Benefits of EOD drawdown
Allows traders to manage their risk without being forced out of a profitable position by short-term intraday volatility.
Provides a more stable environment for traders, especially those who experience large swings during the day but consistently end with profits.
Unrealized drawdown
Calculated in real-time based on your floating (open) profit and loss (P&L)
Unrealized (Intraday Trailing) Drawdown
Calculation: The drawdown limit adjusts in real-time as your account equity (balance + unrealized P&L) changes throughout the trading day.
Impact on Trading: If an open position shows a large unrealized profit but then pulls back significantly, your drawdown limit is set from that highest intraday peak. A subsequent dip below this new, higher threshold will trigger a failure, even if the trade eventually recovers or closes positive. This often forces traders to use tighter stops or take profits earlier.
PNL
product/grain loss evaluation
Drawdown
the decline in value of a trading account or investment from its highest point (peak) to its lowest point (trough), before it recovers to a new peak
a decline in an investment or fund.
an act of drawing on available funds or loan facilities.
Uptrend breakout
An uptrend breakout is when a security’s price decisively moves above a significant resistance level (like a price ceiling or trendline) with high trading volume, signaling the end of a consolidation period and the potential start of a strong, sustained upward price trend (a series of higher highs and lows). It’s a key bullish signal, suggesting strong buying interest and momentum as sellers are overcome, with the old resistance often turning into new support.
Key Characteristics
Price Action: The price closes firmly above a resistance level, which could be a horizontal line, a diagonal trendline, or part of a chart pattern like a triangle or flag.

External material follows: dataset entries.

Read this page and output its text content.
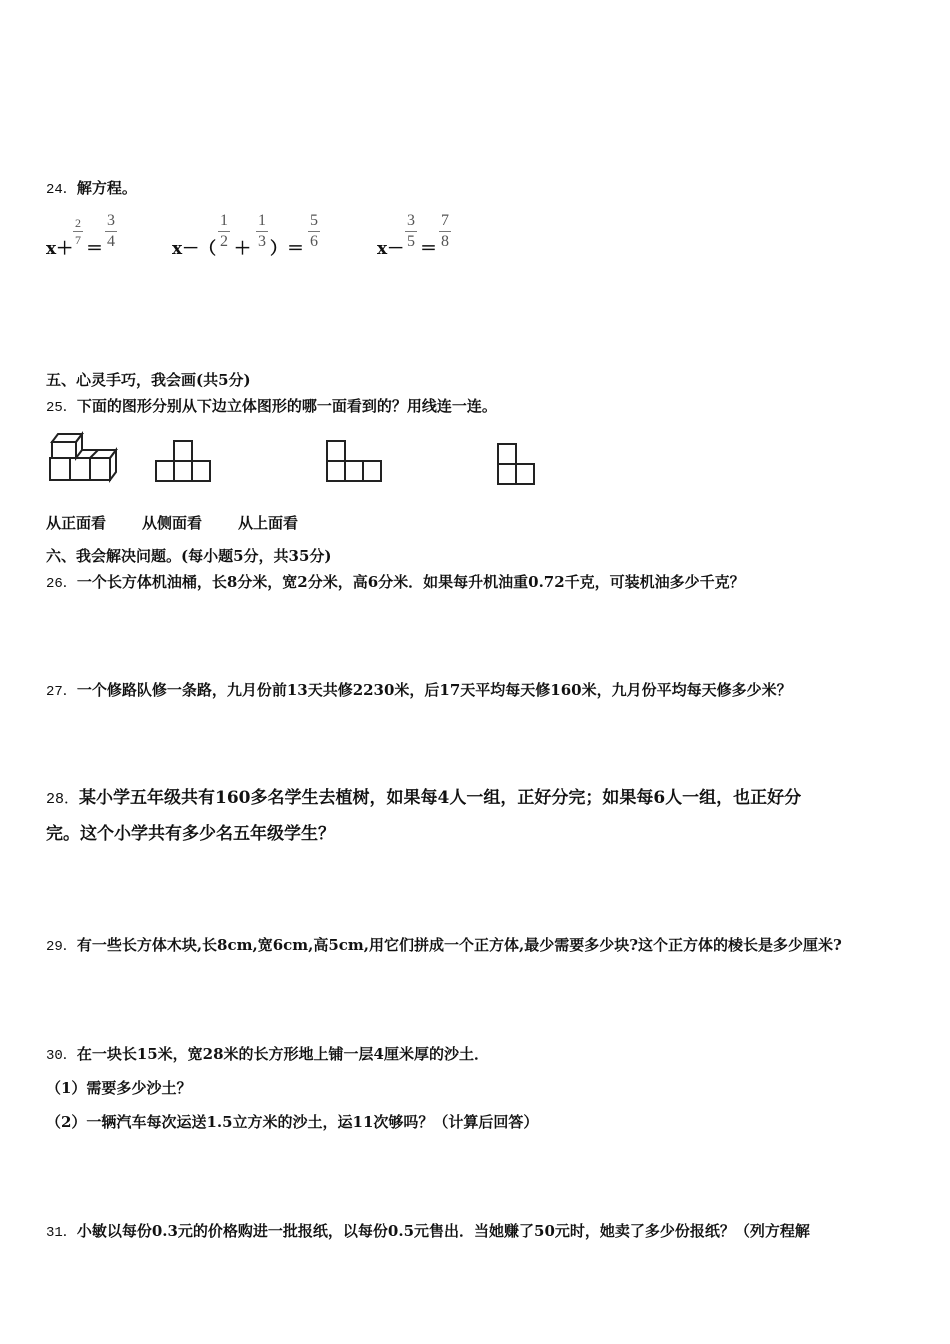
24．解方程。
x＋
2
7 ＝
3
4	x－（
1
2 ＋
1
3 ）＝
5
6	x－
3
5 ＝
7
8
五、心灵手巧，我会画(共5分)
25．下面的图形分别从下边立体图形的哪一面看到的？用线连一连。
从正面看 从侧面看 从上面看
六、我会解决问题。(每小题5分，共35分)
26．一个长方体机油桶，长8分米，宽2分米，高6分米．如果每升机油重0.72千克，可装机油多少千克？
27．一个修路队修一条路，九月份前13天共修2230米，后17天平均每天修160米，九月份平均每天修多少米？
28．某小学五年级共有160多名学生去植树，如果每4人一组，正好分完；如果每6人一组，也正好分
完。这个小学共有多少名五年级学生？
29．有一些长方体木块,长8cm,宽6cm,高5cm,用它们拼成一个正方体,最少需要多少块?这个正方体的棱长是多少厘米?
30．在一块长15米，宽28米的长方形地上铺一层4厘米厚的沙土．
（1）需要多少沙土？
（2）一辆汽车每次运送1.5立方米的沙土，运11次够吗？（计算后回答）
31．小敏以每份0.3元的价格购进一批报纸，以每份0.5元售出．当她赚了50元时，她卖了多少份报纸？（列方程解
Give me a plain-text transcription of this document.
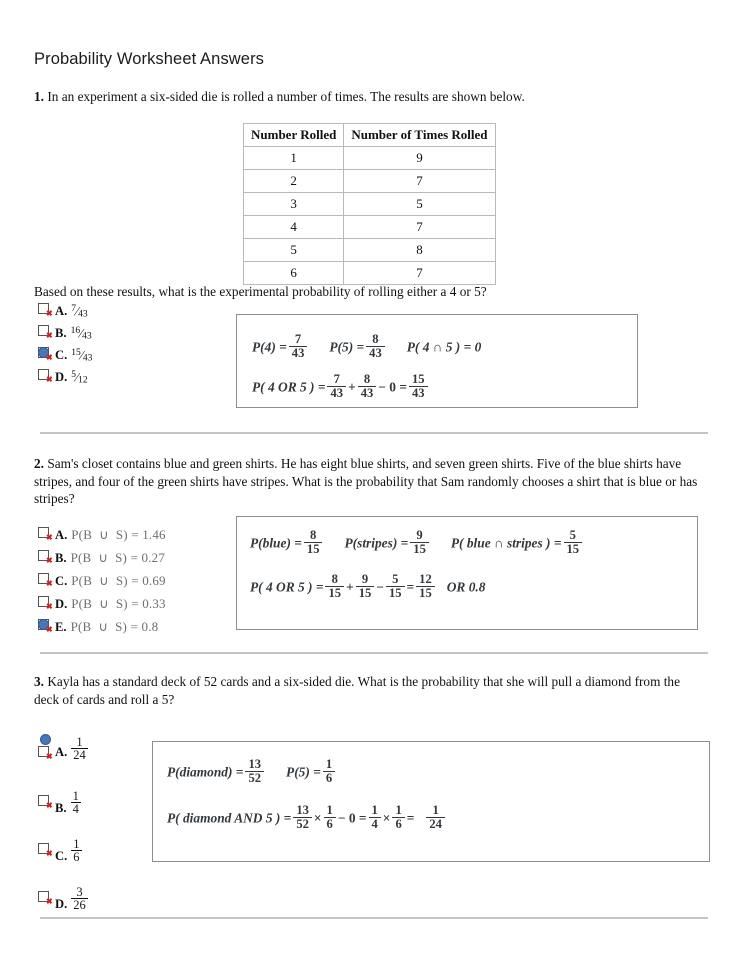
Probability Worksheet Answers
1. In an experiment a six-sided die is rolled a number of times. The results are shown below.
Number Rolled	Number of Times Rolled
1	9
2	7
3	5
4	7
5	8
6	7
Based on these results, what is the experimental probability of rolling either a 4 or 5?
✖ A. $^7$⁄43
✖ B. $^{16}$⁄43
✖ C. $^{15}$⁄43
✖ D. $^5$⁄12
$P(4) = \frac{7}{43} P(5) = \frac{8}{43} P$( 4 ∩ 5 ) = 0
P( 4 OR 5 ) = $\frac{7}{43} + \frac{8}{43} - 0 = \frac{15}{43}$
2. Sam's closet contains blue and green shirts. He has eight blue shirts, and seven green shirts. Five of the blue shirts have stripes, and four of the green shirts have stripes. What is the probability that Sam randomly chooses a shirt that is blue or has stripes?
✖ A. P(B ∪ S) = 1.46
✖ B. P(B ∪ S) = 0.27
✖ C. P(B ∪ S) = 0.69
✖ D. P(B ∪ S) = 0.33
✖ E. P(B ∪ S) = 0.8
P(blue) = $\frac{8}{15}$ P(stripes) = $\frac{9}{15} P$( blue ∩ stripes ) = $\frac{5}{15}$
P( 4 OR 5 ) = $\frac{8}{15} + \frac{9}{15} - \frac{5}{15} = \frac{12}{15}$ OR 0.8
3. Kayla has a standard deck of 52 cards and a six-sided die. What is the probability that she will pull a diamond from the deck of cards and roll a 5?
✖ A. $\frac{1}{24}$
✖ B. $\frac{1}{4}$
✖ C. $\frac{1}{6}$
✖ D. $\frac{3}{26}$
P(diamond) = $\frac{13}{52} P(5) = \frac{1}{6}$
P( diamond AND 5 ) = $\frac{13}{52} \times \frac{1}{6} - 0 = \frac{1}{4} \times \frac{1}{6} = \frac{1}{24}$
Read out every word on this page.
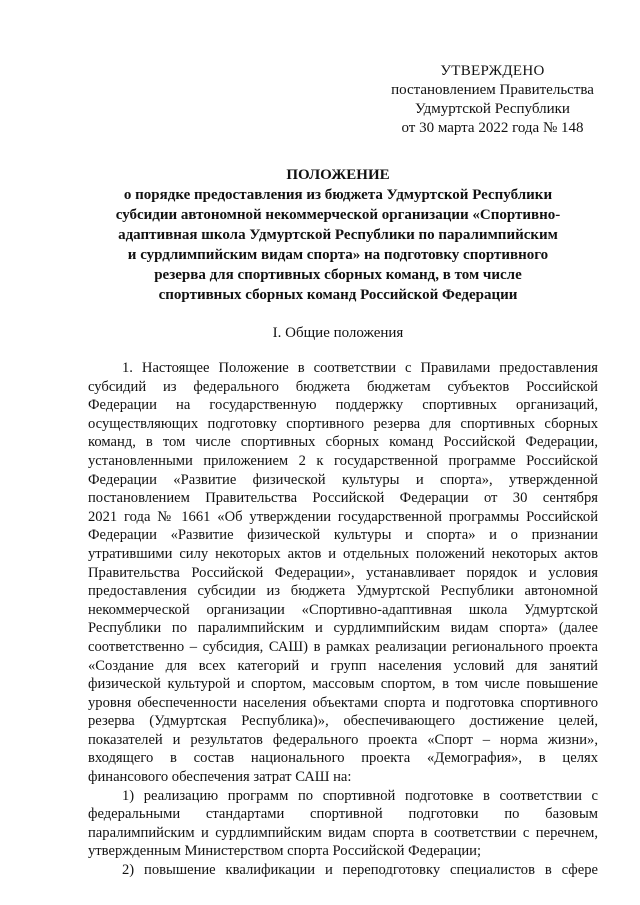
УТВЕРЖДЕНО
постановлением Правительства
Удмуртской Республики
от 30 марта 2022 года № 148
ПОЛОЖЕНИЕ
о порядке предоставления из бюджета Удмуртской Республики
субсидии автономной некоммерческой организации «Спортивно-
адаптивная школа Удмуртской Республики по паралимпийским
и сурдлимпийским видам спорта» на подготовку спортивного
резерва для спортивных сборных команд, в том числе
спортивных сборных команд Российской Федерации
I. Общие положения
1. Настоящее Положение в соответствии с Правилами предоставления
субсидий из федерального бюджета бюджетам субъектов Российской
Федерации на государственную поддержку спортивных организаций,
осуществляющих подготовку спортивного резерва для спортивных сборных
команд, в том числе спортивных сборных команд Российской Федерации,
установленными приложением 2 к государственной программе Российской
Федерации «Развитие физической культуры и спорта», утвержденной
постановлением Правительства Российской Федерации от 30 сентября
2021 года № 1661 «Об утверждении государственной программы Российской
Федерации «Развитие физической культуры и спорта» и о признании
утратившими силу некоторых актов и отдельных положений некоторых актов
Правительства Российской Федерации», устанавливает порядок и условия
предоставления субсидии из бюджета Удмуртской Республики автономной
некоммерческой организации «Спортивно-адаптивная школа Удмуртской
Республики по паралимпийским и сурдлимпийским видам спорта» (далее
соответственно – субсидия, САШ) в рамках реализации регионального проекта
«Создание для всех категорий и групп населения условий для занятий
физической культурой и спортом, массовым спортом, в том числе повышение
уровня обеспеченности населения объектами спорта и подготовка спортивного
резерва (Удмуртская Республика)», обеспечивающего достижение целей,
показателей и результатов федерального проекта «Спорт – норма жизни»,
входящего в состав национального проекта «Демография», в целях
финансового обеспечения затрат САШ на:
1) реализацию программ по спортивной подготовке в соответствии с
федеральными стандартами спортивной подготовки по базовым
паралимпийским и сурдлимпийским видам спорта в соответствии с перечнем,
утвержденным Министерством спорта Российской Федерации;
2) повышение квалификации и переподготовку специалистов в сфере
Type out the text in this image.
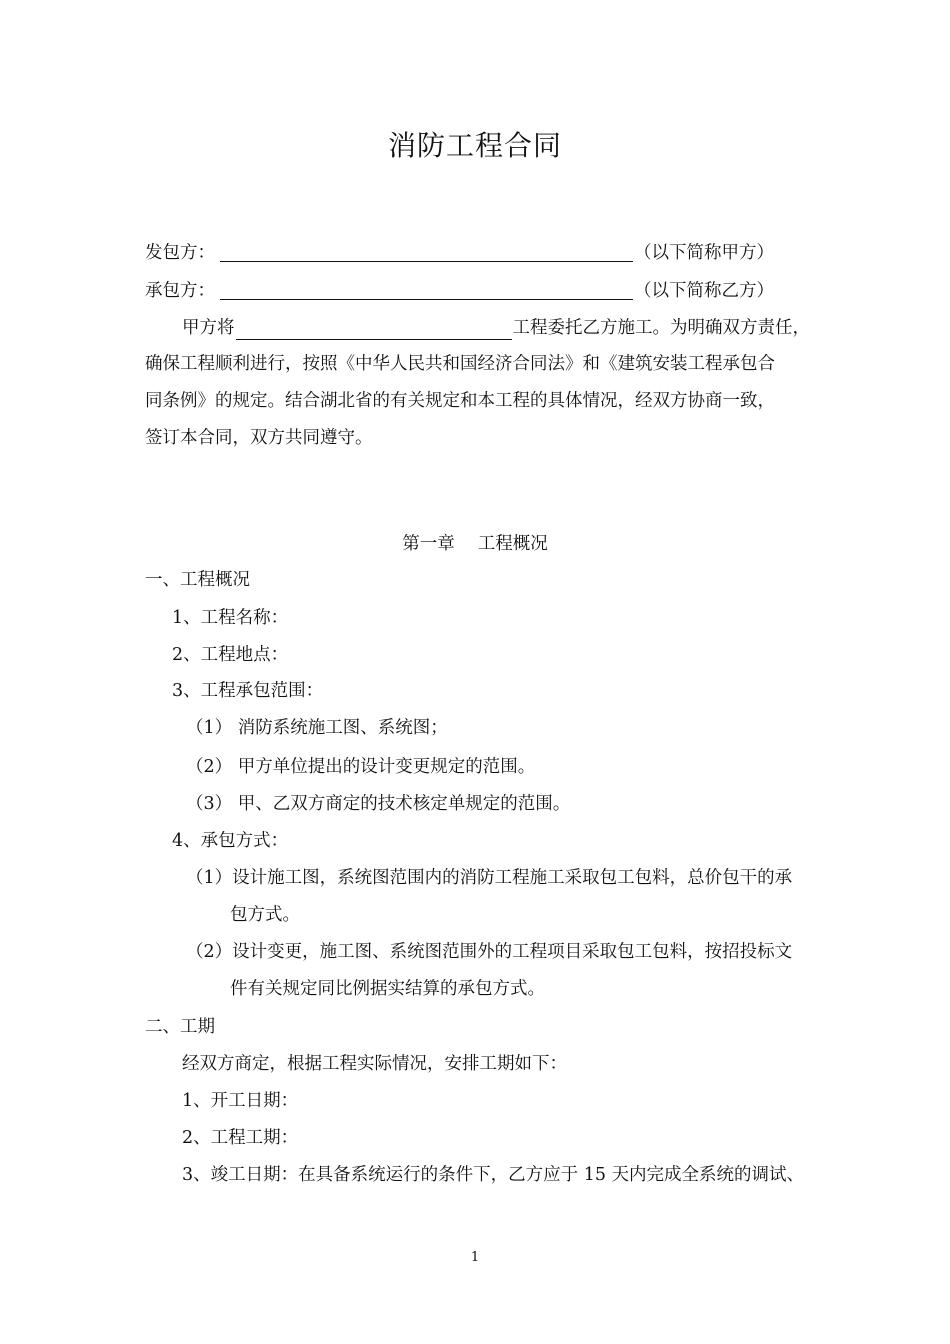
消防工程合同
发包方：	（以下简称甲方）
承包方：	（以下简称乙方）
甲方将	工程委托乙方施工。为明确双方责任，
确保工程顺利进行，按照《中华人民共和国经济合同法》和《建筑安装工程承包合
同条例》的规定。结合湖北省的有关规定和本工程的具体情况，经双方协商一致，
签订本合同，双方共同遵守。
第一章　 工程概况
一、工程概况
1、工程名称：
2、工程地点：
3、工程承包范围：
（1） 消防系统施工图、系统图；
（2） 甲方单位提出的设计变更规定的范围。
（3） 甲、乙双方商定的技术核定单规定的范围。
4、承包方式：
（1）设计施工图，系统图范围内的消防工程施工采取包工包料，总价包干的承
包方式。
（2）设计变更，施工图、系统图范围外的工程项目采取包工包料，按招投标文
件有关规定同比例据实结算的承包方式。
二、工期
经双方商定，根据工程实际情况，安排工期如下：
1、开工日期：
2、工程工期：
3、竣工日期：在具备系统运行的条件下，乙方应于 15 天内完成全系统的调试、
1
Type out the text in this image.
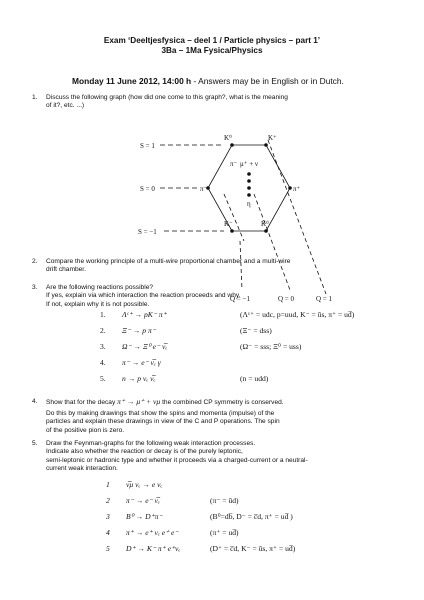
Exam ‘Deeltjesfysica – deel 1 / Particle physics – part 1’
3Ba – 1Ma Fysica/Physics
Monday 11 June 2012, 14:00 h - Answers may be in English or in Dutch.
1. Discuss the following graph (how did one come to this graph?, what is the meaning
of it?, etc. ...)
S = 1
S = 0
S = −1
K⁰	K⁺
π⁻ μ⁺ + ν
π⁻
η
π⁺
K⁻	K̄⁰
Q = −1	Q = 0	Q = 1
2. Compare the working principle of a multi-wire proportional chamber and a multi-wire
drift chamber.
3. Are the following reactions possible?
If yes, explain via which interaction the reaction proceeds and why.
If not, explain why it is not possible.
1. Λᶜ⁺ → pK⁻ π⁺	(Λᶜ⁺ = udc, p=uud, K⁻ = ūs, π⁺ = ud̅)
2. Ξ⁻ → p π⁻	(Ξ⁻ = dss)
3. Ω⁻ → Ξ⁰ e⁻ ν̅ₑ	(Ω⁻ = sss; Ξ⁰ = uss)
4. π⁻ → e⁻ ν̅ₑ γ
5. n → p νₑ ν̅ₑ	(n = udd)
4. Show that for the decay π⁺ → μ⁺ + νμ the combined CP symmetry is conserved.
Do this by making drawings that show the spins and momenta (impulse) of the
particles and explain these drawings in view of the C and P operations. The spin
of the positive pion is zero.
5. Draw the Feynman-graphs for the following weak interaction processes.
Indicate also whether the reaction or decay is of the purely leptonic,
semi-leptonic or hadronic type and whether it proceeds via a charged-current or a neutral-
current weak interaction.
1 ν̅μ νₑ → e νₑ
2 π⁻ → e⁻ ν̅ₑ	(π⁻ = ūd)
3 B⁰ → D⁺π⁻	(B⁰=db̅, D⁻ = c̅d, π⁺ = ud̅ )
4 π⁺ → e⁺ νₑ e⁺ e⁻	(π⁺ = ud̅)
5 D⁺ → K⁻ π⁺ e⁺νₑ	(D⁺ = c̅d, K⁻ = ūs, π⁺ = ud̅)
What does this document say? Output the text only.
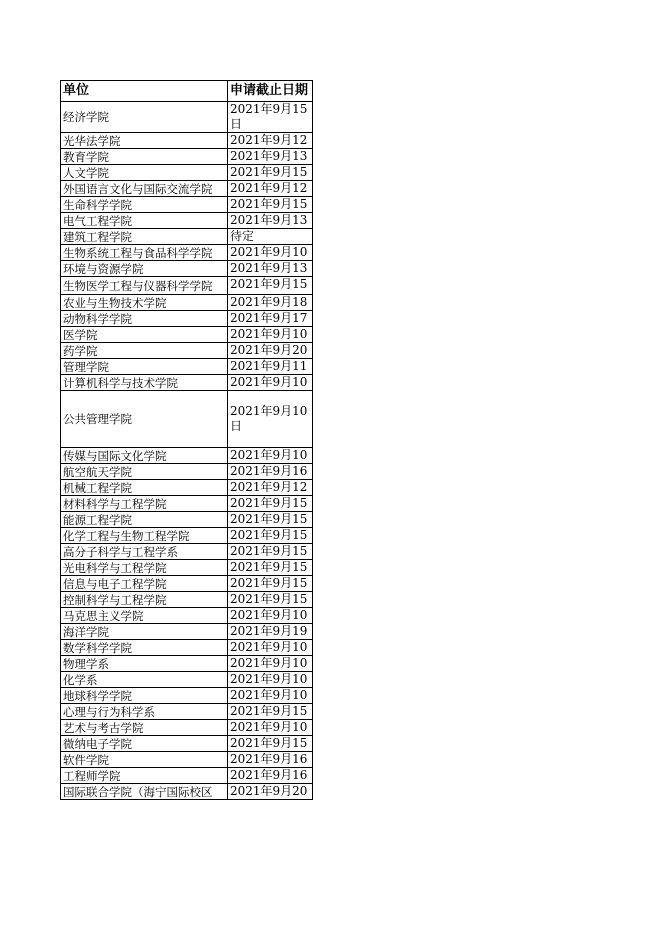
单位	申请截止日期
经济学院	2021年9月15日
光华法学院	2021年9月12
教育学院	2021年9月13
人文学院	2021年9月15
外国语言文化与国际交流学院	2021年9月12
生命科学学院	2021年9月15
电气工程学院	2021年9月13
建筑工程学院	待定
生物系统工程与食品科学学院	2021年9月10
环境与资源学院	2021年9月13
生物医学工程与仪器科学学院	2021年9月15
农业与生物技术学院	2021年9月18
动物科学学院	2021年9月17
医学院	2021年9月10
药学院	2021年9月20
管理学院	2021年9月11
计算机科学与技术学院	2021年9月10
公共管理学院	2021年9月10日
传媒与国际文化学院	2021年9月10
航空航天学院	2021年9月16
机械工程学院	2021年9月12
材料科学与工程学院	2021年9月15
能源工程学院	2021年9月15
化学工程与生物工程学院	2021年9月15
高分子科学与工程学系	2021年9月15
光电科学与工程学院	2021年9月15
信息与电子工程学院	2021年9月15
控制科学与工程学院	2021年9月15
马克思主义学院	2021年9月10
海洋学院	2021年9月19
数学科学学院	2021年9月10
物理学系	2021年9月10
化学系	2021年9月10
地球科学学院	2021年9月10
心理与行为科学系	2021年9月15
艺术与考古学院	2021年9月10
微纳电子学院	2021年9月15
软件学院	2021年9月16
工程师学院	2021年9月16
国际联合学院（海宁国际校区	2021年9月20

Volume: A significant surge in trading volume confirms the breakout’s strength and validity, indicating broad investor conviction.
Momentum: The breakout triggers increased buying, causing rapid price appreciation and the formation of higher highs and higher lows, defining the new uptrend.
Confirmation: A reliable breakout is confirmed by the price action continuing upward, not immediately falling back (a “fakeout”).
Example Usage
Entering a Trade: Traders enter a “long” (buy) position hoping to profit from the ensuing price rise.
Continuation: It can signal the continuation of a primary uptrend after a brief pause (a “continuation breakout”).
Pattern Resolution: A breakout from patterns like a bullish flag or pennant confirms the trend is resuming.